Os resultados acima são decorrentes da política econômica implementada pelo governo Lula, que se concentrou 1) na delegação ao Banco Central da operacionalização da política monetária de maneira explicitamente recessiva, conforme sua expectativa de inflação; e 2) no aumento (voluntário) da meta de superávit primário acordado com o FMI, de 3,75% para 4,25% do PIB.
Via de regra, taxa de juros elevada pune as firmas que necessitam de crédito para operar e os trabalhadores que perdem seus empregos quando as firmas passam por dificuldades, mas compensa generosamente os "rentiers".
No período de Lula, essa lógica não tem sido diferente: com taxas de juros básicas (Selic), em termos reais, da ordem de 11,1% ao ano, média do triênio, o setor bancário tem auferido lucros superiores àqueles aos quais se acostumara em governos anteriores. Ademais, altas taxas de juros fazem crescer as despesas governamentais, aprofundando, assim, qualquer desequilíbrio fiscal.
A política fiscal tem sido dominada pelo objetivo de alcançar um superávit primário de 4,25% do PIB, visando, assim, garantir o serviço da dívida pública em mãos do mercado.
Nesse sentido, quando a política fiscal é definida pela geração de superávits primários expressivos, o governo federal não está poupando, mas, sim, desviando recursos de investimentos públicos para a conta de juros. Mais especificamente, entre janeiro de 2003 e outubro de 2005, o valor acumulado do custo de rolagem da dívida pública foi da ordem de R$ 410 bilhões.
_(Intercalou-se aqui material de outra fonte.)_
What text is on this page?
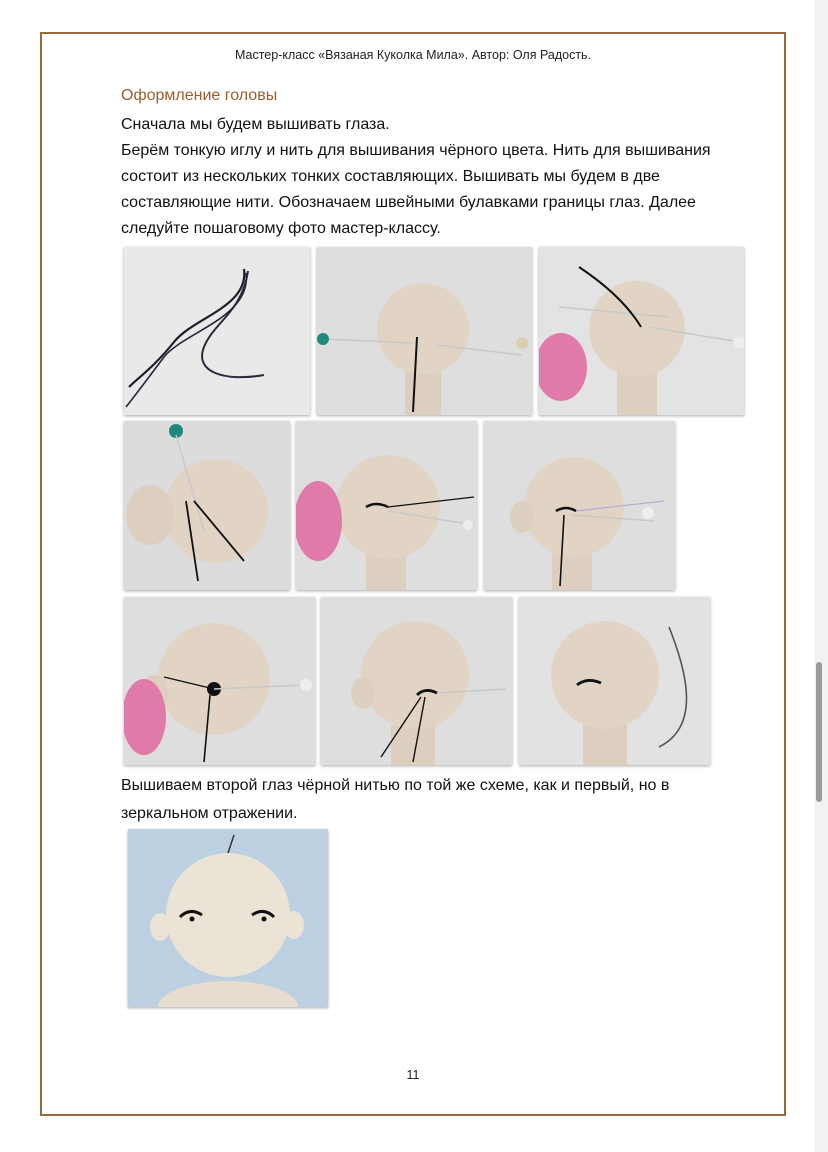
Мастер-класс «Вязаная Куколка Мила». Автор: Оля Радость.
Оформление головы

Сначала мы будем вышивать глаза.

Берём тонкую иглу и нить для вышивания чёрного цвета. Нить для вышивания состоит из нескольких тонких составляющих. Вышивать мы будем в две составляющие нити. Обозначаем швейными булавками границы глаз. Далее следуйте пошаговому фото мастер-классу.

Вышиваем второй глаз чёрной нитью по той же схеме, как и первый, но в зеркальном отражении.
11
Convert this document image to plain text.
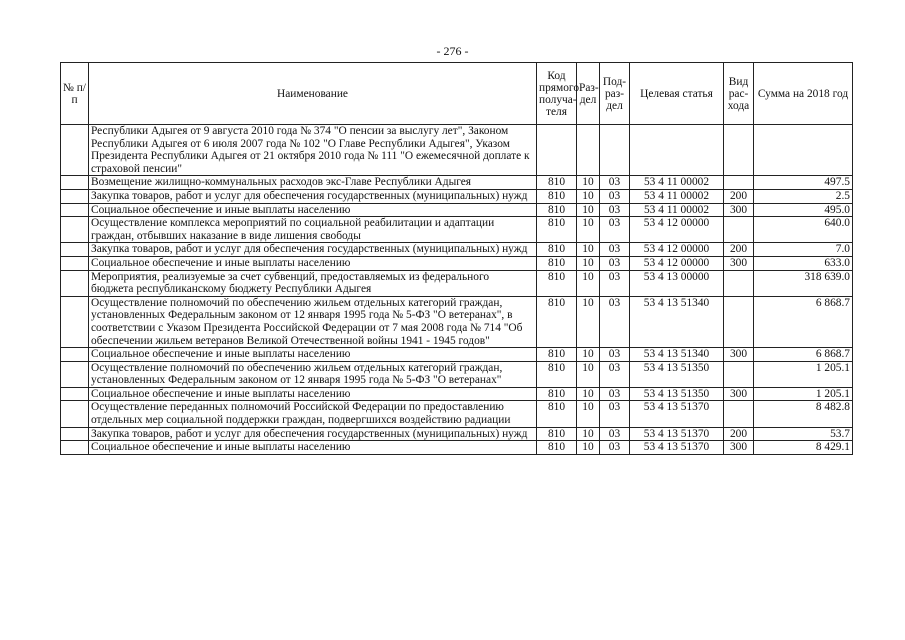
- 276 -
№ п/п	Наименование	Код прямого получа-теля	Раз-дел	Под-раз-дел	Целевая статья	Вид рас-хода	Сумма на 2018 год
	Республики Адыгея от 9 августа 2010 года № 374 "О пенсии за выслугу лет", Законом Республики Адыгея от 6 июля 2007 года № 102 "О Главе Республики Адыгея", Указом Президента Республики Адыгея от 21 октября 2010 года № 111 "О ежемесячной доплате к страховой пенсии"						
	Возмещение жилищно-коммунальных расходов экс-Главе Республики Адыгея	810	10	03	53 4 11 00002		497.5
	Закупка товаров, работ и услуг для обеспечения государственных (муниципальных) нужд	810	10	03	53 4 11 00002	200	2.5
	Социальное обеспечение и иные выплаты населению	810	10	03	53 4 11 00002	300	495.0
	Осуществление комплекса мероприятий по социальной реабилитации и адаптации граждан, отбывших наказание в виде лишения свободы	810	10	03	53 4 12 00000		640.0
	Закупка товаров, работ и услуг для обеспечения государственных (муниципальных) нужд	810	10	03	53 4 12 00000	200	7.0
	Социальное обеспечение и иные выплаты населению	810	10	03	53 4 12 00000	300	633.0
	Мероприятия, реализуемые за счет субвенций, предоставляемых из федерального бюджета республиканскому бюджету Республики Адыгея	810	10	03	53 4 13 00000		318 639.0
	Осуществление полномочий по обеспечению жильем отдельных категорий граждан, установленных Федеральным законом от 12 января 1995 года № 5-ФЗ "О ветеранах", в соответствии с Указом Президента Российской Федерации от 7 мая 2008 года № 714 "Об обеспечении жильем ветеранов Великой Отечественной войны 1941 - 1945 годов"	810	10	03	53 4 13 51340		6 868.7
	Социальное обеспечение и иные выплаты населению	810	10	03	53 4 13 51340	300	6 868.7
	Осуществление полномочий по обеспечению жильем отдельных категорий граждан, установленных Федеральным законом от 12 января 1995 года № 5-ФЗ "О ветеранах"	810	10	03	53 4 13 51350		1 205.1
	Социальное обеспечение и иные выплаты населению	810	10	03	53 4 13 51350	300	1 205.1
	Осуществление переданных полномочий Российской Федерации по предоставлению отдельных мер социальной поддержки граждан, подвергшихся воздействию радиации	810	10	03	53 4 13 51370		8 482.8
	Закупка товаров, работ и услуг для обеспечения государственных (муниципальных) нужд	810	10	03	53 4 13 51370	200	53.7
	Социальное обеспечение и иные выплаты населению	810	10	03	53 4 13 51370	300	8 429.1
As conseqüências dessas políticas permitiram ao governo Lula obter apoio do FMI e dos investidores domésticos e internacionais, o que resultou em significativa melhora do risco-país -atualmente, ao redor de 320 pontos, quando, no início do governo Lula, o referido risco se encontrava próximo a 2.400 pontos- e no aumento do valor de mercado dos títulos brasileiros comercializados nos mercados internacionais.
Por outro lado, a conjuntura externa, tanto em termos comerciais como financeiros, tem se mostrado excepcionalmente favorável. Esse binômio é responsável pelo expressivo saldo comercial (um valor acumulado da ordem de US$ 101 bilhões entre 2003 e 2005), que acabou revertendo os desequilíbrios de transações correntes do país, e pelo ingresso significativo de capitais estrangeiros na conta de capital, mitigando, por conseguinte, a fragilidade financeira externa da economia brasileira.
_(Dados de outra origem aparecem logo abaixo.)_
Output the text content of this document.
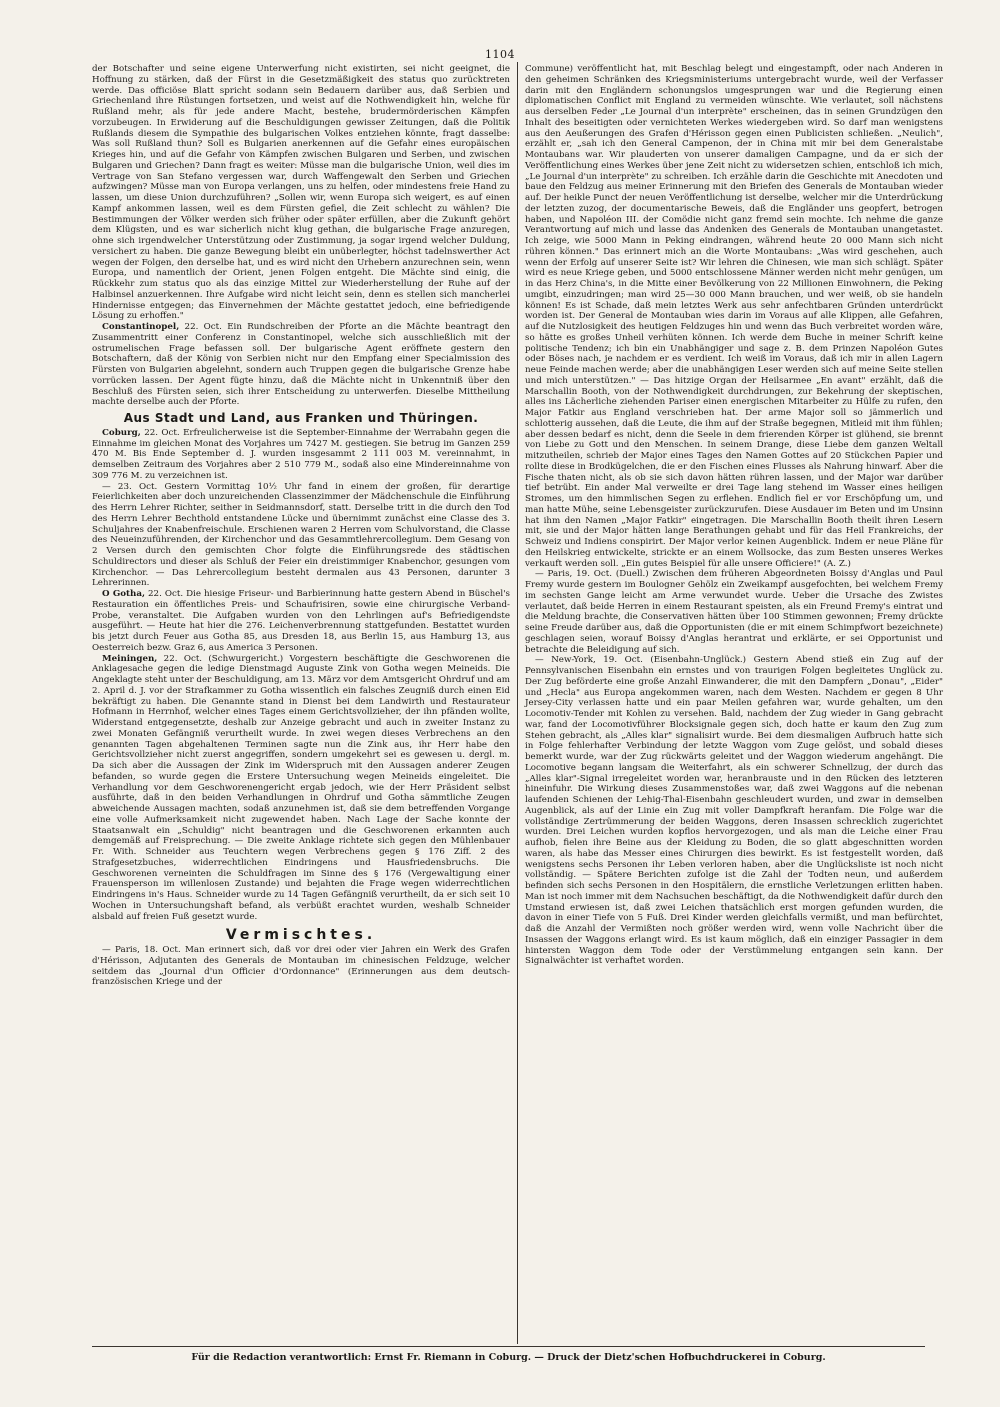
1104

der Botschafter und seine eigene Unterwerfung nicht existirten, sei nicht geeignet, die Hoffnung zu stärken, daß der Fürst in die Gesetzmäßigkeit des status quo zurücktreten werde. Das officiöse Blatt spricht sodann sein Bedauern darüber aus, daß Serbien und Griechenland ihre Rüstungen fortsetzen, und weist auf die Nothwendigkeit hin, welche für Rußland mehr, als für jede andere Macht, bestehe, brudermörderischen Kämpfen vorzubeugen. In Erwiderung auf die Beschuldigungen gewisser Zeitungen, daß die Politik Rußlands diesem die Sympathie des bulgarischen Volkes entziehen könnte, fragt dasselbe: Was soll Rußland thun? Soll es Bulgarien anerkennen auf die Gefahr eines europäischen Krieges hin, und auf die Gefahr von Kämpfen zwischen Bulgaren und Serben, und zwischen Bulgaren und Griechen? Dann fragt es weiter: Müsse man die bulgarische Union, weil dies im Vertrage von San Stefano vergessen war, durch Waffengewalt den Serben und Griechen aufzwingen? Müsse man von Europa verlangen, uns zu helfen, oder mindestens freie Hand zu lassen, um diese Union durchzuführen? „Sollen wir, wenn Europa sich weigert, es auf einen Kampf ankommen lassen, weil es dem Fürsten gefiel, die Zeit schlecht zu wählen? Die Bestimmungen der Völker werden sich früher oder später erfüllen, aber die Zukunft gehört dem Klügsten, und es war sicherlich nicht klug gethan, die bulgarische Frage anzuregen, ohne sich irgendwelcher Unterstützung oder Zustimmung, ja sogar irgend welcher Duldung, versichert zu haben. Die ganze Bewegung bleibt ein unüberlegter, höchst tadelnswerther Act wegen der Folgen, den derselbe hat, und es wird nicht den Urhebern anzurechnen sein, wenn Europa, und namentlich der Orient, jenen Folgen entgeht. Die Mächte sind einig, die Rückkehr zum status quo als das einzige Mittel zur Wiederherstellung der Ruhe auf der Halbinsel anzuerkennen. Ihre Aufgabe wird nicht leicht sein, denn es stellen sich mancherlei Hindernisse entgegen; das Einvernehmen der Mächte gestattet jedoch, eine befriedigende Lösung zu erhoffen."

Constantinopel, 22. Oct. Ein Rundschreiben der Pforte an die Mächte beantragt den Zusammentritt einer Conferenz in Constantinopel, welche sich ausschließlich mit der ostrumelischen Frage befassen soll. Der bulgarische Agent eröffnete gestern den Botschaftern, daß der König von Serbien nicht nur den Empfang einer Specialmission des Fürsten von Bulgarien abgelehnt, sondern auch Truppen gegen die bulgarische Grenze habe vorrücken lassen. Der Agent fügte hinzu, daß die Mächte nicht in Unkenntniß über den Beschluß des Fürsten seien, sich ihrer Entscheidung zu unterwerfen. Dieselbe Mittheilung machte derselbe auch der Pforte.

Aus Stadt und Land, aus Franken und Thüringen.

Coburg, 22. Oct. Erfreulicherweise ist die September-Einnahme der Werrabahn gegen die Einnahme im gleichen Monat des Vorjahres um 7427 M. gestiegen. Sie betrug im Ganzen 259 470 M. Bis Ende September d. J. wurden insgesammt 2 111 003 M. vereinnahmt, in demselben Zeitraum des Vorjahres aber 2 510 779 M., sodaß also eine Mindereinnahme von 309 776 M. zu verzeichnen ist.

— 23. Oct. Gestern Vormittag 10½ Uhr fand in einem der großen, für derartige Feierlichkeiten aber doch unzureichenden Classenzimmer der Mädchenschule die Einführung des Herrn Lehrer Richter, seither in Seidmannsdorf, statt. Derselbe tritt in die durch den Tod des Herrn Lehrer Bechthold entstandene Lücke und übernimmt zunächst eine Classe des 3. Schuljahres der Knabenfreischule. Erschienen waren 2 Herren vom Schulvorstand, die Classe des Neueinzuführenden, der Kirchenchor und das Gesammtlehrercollegium. Dem Gesang von 2 Versen durch den gemischten Chor folgte die Einführungsrede des städtischen Schuldirectors und dieser als Schluß der Feier ein dreistimmiger Knabenchor, gesungen vom Kirchenchor. — Das Lehrercollegium besteht dermalen aus 43 Personen, darunter 3 Lehrerinnen.

O Gotha, 22. Oct. Die hiesige Friseur- und Barbierinnung hatte gestern Abend in Büschel's Restauration ein öffentliches Preis- und Schaufrisiren, sowie eine chirurgische Verband-Probe, veranstaltet. Die Aufgaben wurden von den Lehrlingen auf's Befriedigendste ausgeführt. — Heute hat hier die 276. Leichenverbrennung stattgefunden. Bestattet wurden bis jetzt durch Feuer aus Gotha 85, aus Dresden 18, aus Berlin 15, aus Hamburg 13, aus Oesterreich bezw. Graz 6, aus America 3 Personen.

Meiningen, 22. Oct. (Schwurgericht.) Vorgestern beschäftigte die Geschworenen die Anklagesache gegen die ledige Dienstmagd Auguste Zink von Gotha wegen Meineids. Die Angeklagte steht unter der Beschuldigung, am 13. März vor dem Amtsgericht Ohrdruf und am 2. April d. J. vor der Strafkammer zu Gotha wissentlich ein falsches Zeugniß durch einen Eid bekräftigt zu haben. Die Genannte stand in Dienst bei dem Landwirth und Restaurateur Hofmann in Herrnhof, welcher eines Tages einem Gerichtsvollzieher, der ihn pfänden wollte, Widerstand entgegensetzte, deshalb zur Anzeige gebracht und auch in zweiter Instanz zu zwei Monaten Gefängniß verurtheilt wurde. In zwei wegen dieses Verbrechens an den genannten Tagen abgehaltenen Terminen sagte nun die Zink aus, ihr Herr habe den Gerichtsvollzieher nicht zuerst angegriffen, sondern umgekehrt sei es gewesen u. dergl. m. Da sich aber die Aussagen der Zink im Widerspruch mit den Aussagen anderer Zeugen befanden, so wurde gegen die Erstere Untersuchung wegen Meineids eingeleitet. Die Verhandlung vor dem Geschworenengericht ergab jedoch, wie der Herr Präsident selbst ausführte, daß in den beiden Verhandlungen in Ohrdruf und Gotha sämmtliche Zeugen abweichende Aussagen machten, sodaß anzunehmen ist, daß sie dem betreffenden Vorgange eine volle Aufmerksamkeit nicht zugewendet haben. Nach Lage der Sache konnte der Staatsanwalt ein „Schuldig" nicht beantragen und die Geschworenen erkannten auch demgemäß auf Freisprechung. — Die zweite Anklage richtete sich gegen den Mühlenbauer Fr. With. Schneider aus Teuchtern wegen Verbrechens gegen § 176 Ziff. 2 des Strafgesetzbuches, widerrechtlichen Eindringens und Hausfriedensbruchs. Die Geschworenen verneinten die Schuldfragen im Sinne des § 176 (Vergewaltigung einer Frauensperson im willenlosen Zustande) und bejahten die Frage wegen widerrechtlichen Eindringens in's Haus. Schneider wurde zu 14 Tagen Gefängniß verurtheilt, da er sich seit 10 Wochen in Untersuchungshaft befand, als verbüßt erachtet wurden, weshalb Schneider alsbald auf freien Fuß gesetzt wurde.

Vermischtes.

— Paris, 18. Oct. Man erinnert sich, daß vor drei oder vier Jahren ein Werk des Grafen d'Hérisson, Adjutanten des Generals de Montauban im chinesischen Feldzuge, welcher seitdem das „Journal d'un Officier d'Ordonnance" (Erinnerungen aus dem deutsch-französischen Kriege und der

Commune) veröffentlicht hat, mit Beschlag belegt und eingestampft, oder nach Anderen in den geheimen Schränken des Kriegsministeriums untergebracht wurde, weil der Verfasser darin mit den Engländern schonungslos umgesprungen war und die Regierung einen diplomatischen Conflict mit England zu vermeiden wünschte. Wie verlautet, soll nächstens aus derselben Feder „Le Journal d'un interprète" erscheinen, das in seinen Grundzügen den Inhalt des beseitigten oder vernichteten Werkes wiedergeben wird. So darf man wenigstens aus den Aeußerungen des Grafen d'Hérisson gegen einen Publicisten schließen. „Neulich", erzählt er, „sah ich den General Campenon, der in China mit mir bei dem Generalstabe Montaubans war. Wir plauderten von unserer damaligen Campagne, und da er sich der Veröffentlichung eines Werkes über jene Zeit nicht zu widersetzen schien, entschloß ich mich, „Le Journal d'un interprète" zu schreiben. Ich erzähle darin die Geschichte mit Anecdoten und baue den Feldzug aus meiner Erinnerung mit den Briefen des Generals de Montauban wieder auf. Der heikle Punct der neuen Veröffentlichung ist derselbe, welcher mir die Unterdrückung der letzten zuzog, der documentarische Beweis, daß die Engländer uns geopfert, betrogen haben, und Napoléon III. der Comödie nicht ganz fremd sein mochte. Ich nehme die ganze Verantwortung auf mich und lasse das Andenken des Generals de Montauban unangetastet. Ich zeige, wie 5000 Mann in Peking eindrangen, während heute 20 000 Mann sich nicht rühren können." Das erinnert mich an die Worte Montaubans: „Was wird geschehen, auch wenn der Erfolg auf unserer Seite ist? Wir lehren die Chinesen, wie man sich schlägt. Später wird es neue Kriege geben, und 5000 entschlossene Männer werden nicht mehr genügen, um in das Herz China's, in die Mitte einer Bevölkerung von 22 Millionen Einwohnern, die Peking umgibt, einzudringen; man wird 25—30 000 Mann brauchen, und wer weiß, ob sie handeln können! Es ist Schade, daß mein letztes Werk aus sehr anfechtbaren Gründen unterdrückt worden ist. Der General de Montauban wies darin im Voraus auf alle Klippen, alle Gefahren, auf die Nutzlosigkeit des heutigen Feldzuges hin und wenn das Buch verbreitet worden wäre, so hätte es großes Unheil verhüten können. Ich werde dem Buche in meiner Schrift keine politische Tendenz; ich bin ein Unabhängiger und sage z. B. dem Prinzen Napoléon Gutes oder Böses nach, je nachdem er es verdient. Ich weiß im Voraus, daß ich mir in allen Lagern neue Feinde machen werde; aber die unabhängigen Leser werden sich auf meine Seite stellen und mich unterstützen." — Das hitzige Organ der Heilsarmee „En avant" erzählt, daß die Marschallin Booth, von der Nothwendigkeit durchdrungen, zur Bekehrung der skeptischen, alles ins Lächerliche ziehenden Pariser einen energischen Mitarbeiter zu Hülfe zu rufen, den Major Fatkir aus England verschrieben hat. Der arme Major soll so jämmerlich und schlotterig aussehen, daß die Leute, die ihm auf der Straße begegnen, Mitleid mit ihm fühlen; aber dessen bedarf es nicht, denn die Seele in dem frierenden Körper ist glühend, sie brennt von Liebe zu Gott und den Menschen. In seinem Drange, diese Liebe dem ganzen Weltall mitzutheilen, schrieb der Major eines Tages den Namen Gottes auf 20 Stückchen Papier und rollte diese in Brodkügelchen, die er den Fischen eines Flusses als Nahrung hinwarf. Aber die Fische thaten nicht, als ob sie sich davon hätten rühren lassen, und der Major war darüber tief betrübt. Ein ander Mal verweilte er drei Tage lang stehend im Wasser eines heiligen Stromes, um den himmlischen Segen zu erflehen. Endlich fiel er vor Erschöpfung um, und man hatte Mühe, seine Lebensgeister zurückzurufen. Diese Ausdauer im Beten und im Unsinn hat ihm den Namen „Major Fatkir" eingetragen. Die Marschallin Booth theilt ihren Lesern mit, sie und der Major hätten lange Berathungen gehabt und für das Heil Frankreichs, der Schweiz und Indiens conspirirt. Der Major verlor keinen Augenblick. Indem er neue Pläne für den Heilskrieg entwickelte, strickte er an einem Wollsocke, das zum Besten unseres Werkes verkauft werden soll. „Ein gutes Beispiel für alle unsere Officiere!" (A. Z.)

— Paris, 19. Oct. (Duell.) Zwischen dem früheren Abgeordneten Boissy d'Anglas und Paul Fremy wurde gestern im Boulogner Gehölz ein Zweikampf ausgefochten, bei welchem Fremy im sechsten Gange leicht am Arme verwundet wurde. Ueber die Ursache des Zwistes verlautet, daß beide Herren in einem Restaurant speisten, als ein Freund Fremy's eintrat und die Meldung brachte, die Conservativen hätten über 100 Stimmen gewonnen; Fremy drückte seine Freude darüber aus, daß die Opportunisten (die er mit einem Schimpfwort bezeichnete) geschlagen seien, worauf Boissy d'Anglas herantrat und erklärte, er sei Opportunist und betrachte die Beleidigung auf sich.

— New-York, 19. Oct. (Eisenbahn-Unglück.) Gestern Abend stieß ein Zug auf der Pennsylvanischen Eisenbahn ein ernstes und von traurigen Folgen begleitetes Unglück zu. Der Zug beförderte eine große Anzahl Einwanderer, die mit den Dampfern „Donau", „Eider" und „Hecla" aus Europa angekommen waren, nach dem Westen. Nachdem er gegen 8 Uhr Jersey-City verlassen hatte und ein paar Meilen gefahren war, wurde gehalten, um den Locomotiv-Tender mit Kohlen zu versehen. Bald, nachdem der Zug wieder in Gang gebracht war, fand der Locomotivführer Blocksignale gegen sich, doch hatte er kaum den Zug zum Stehen gebracht, als „Alles klar" signalisirt wurde. Bei dem diesmaligen Aufbruch hatte sich in Folge fehlerhafter Verbindung der letzte Waggon vom Zuge gelöst, und sobald dieses bemerkt wurde, war der Zug rückwärts geleitet und der Waggon wiederum angehängt. Die Locomotive begann langsam die Weiterfahrt, als ein schwerer Schnellzug, der durch das „Alles klar"-Signal irregeleitet worden war, heranbrauste und in den Rücken des letzteren hineinfuhr. Die Wirkung dieses Zusammenstoßes war, daß zwei Waggons auf die nebenan laufenden Schienen der Lehig-Thal-Eisenbahn geschleudert wurden, und zwar in demselben Augenblick, als auf der Linie ein Zug mit voller Dampfkraft heranfam. Die Folge war die vollständige Zertrümmerung der beiden Waggons, deren Insassen schrecklich zugerichtet wurden. Drei Leichen wurden kopflos hervorgezogen, und als man die Leiche einer Frau aufhob, fielen ihre Beine aus der Kleidung zu Boden, die so glatt abgeschnitten worden waren, als habe das Messer eines Chirurgen dies bewirkt. Es ist festgestellt worden, daß wenigstens sechs Personen ihr Leben verloren haben, aber die Unglücksliste ist noch nicht vollständig. — Spätere Berichten zufolge ist die Zahl der Todten neun, und außerdem befinden sich sechs Personen in den Hospitälern, die ernstliche Verletzungen erlitten haben. Man ist noch immer mit dem Nachsuchen beschäftigt, da die Nothwendigkeit dafür durch den Umstand erwiesen ist, daß zwei Leichen thatsächlich erst morgen gefunden wurden, die davon in einer Tiefe von 5 Fuß. Drei Kinder werden gleichfalls vermißt, und man befürchtet, daß die Anzahl der Vermißten noch größer werden wird, wenn volle Nachricht über die Insassen der Waggons erlangt wird. Es ist kaum möglich, daß ein einziger Passagier in dem hintersten Waggon dem Tode oder der Verstümmelung entgangen sein kann. Der Signalwächter ist verhaftet worden.

Für die Redaction verantwortlich: Ernst Fr. Riemann in Coburg. — Druck der Dietz'schen Hofbuchdruckerei in Coburg.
É importante ressaltar que os resultados no front externo ocorreram a despeito da política de negligência cambial do BC (as taxas médias de câmbio em 2003 e 2004 foram R$ 3,01/US$ 1 e R$ 2,92/US$ 1, respectivamente, ao passo que, em 2005, a taxa média de reais por dólar norte-americano deverá situar-se em R$ 2,45), que alega não ser o câmbio seu problema, mas, sim, do mercado, como se não houvesse efeito transmissor da política monetária sobre a taxa de câmbio.
Em suma, políticas fiscal e monetária contracionistas e valorização cambial têm sido responsáveis pelo pífio crescimento médio do PIB e pelas tímidas inclusão social e distribuição da renda.
O que esperar em 2006? Considerando que Lula e as autoridades monetárias acreditam que não há realmente nenhuma outra política econômica factível a não ser aquelas que vão ao encontro da ortodoxia macroeconômica, é muito pouco provável que, por mais que haja uma ligeira flexibilização fiscal e monetária, com vistas ao processo eleitoral, o desempenho da economia brasileira seja diferente daquele que vem sendo observado nos últimos anos, qual seja: crescimento essencialmente dependente da dinâmica do mercado internacional, risível e volátil.
Se, todavia, o governo Lula quisesse realmente promover o pleno emprego e a inclusão social, políticas de suporte de demanda agregada deveriam ser sinalizadas. Isso significa que não apenas a política monetária deveria considerar explicitamente o objetivo de manutenção da estabilidade do crescimento com a estabilidade monetária mas também que tanto a política fiscal deveria ser reorientada para privilegiar a expansão do investimento público, em vez do serviço da dívida, como a taxa de câmbio deveria ser menos volátil, não introduzindo, assim, incertezas e inseguranças na decisão do investimento, condição imprescindível para despertar o "animal spirits", como diria Keynes, dos empresários.
Fernando Ferrari Filho, 48, doutor em economia pela USP e pós-doutorado em economia pela Universidade do Tennessee (EUA), é professor titular do Departamento de Economia da Universidade Federal do Rio Grande do Sul (UFRGS).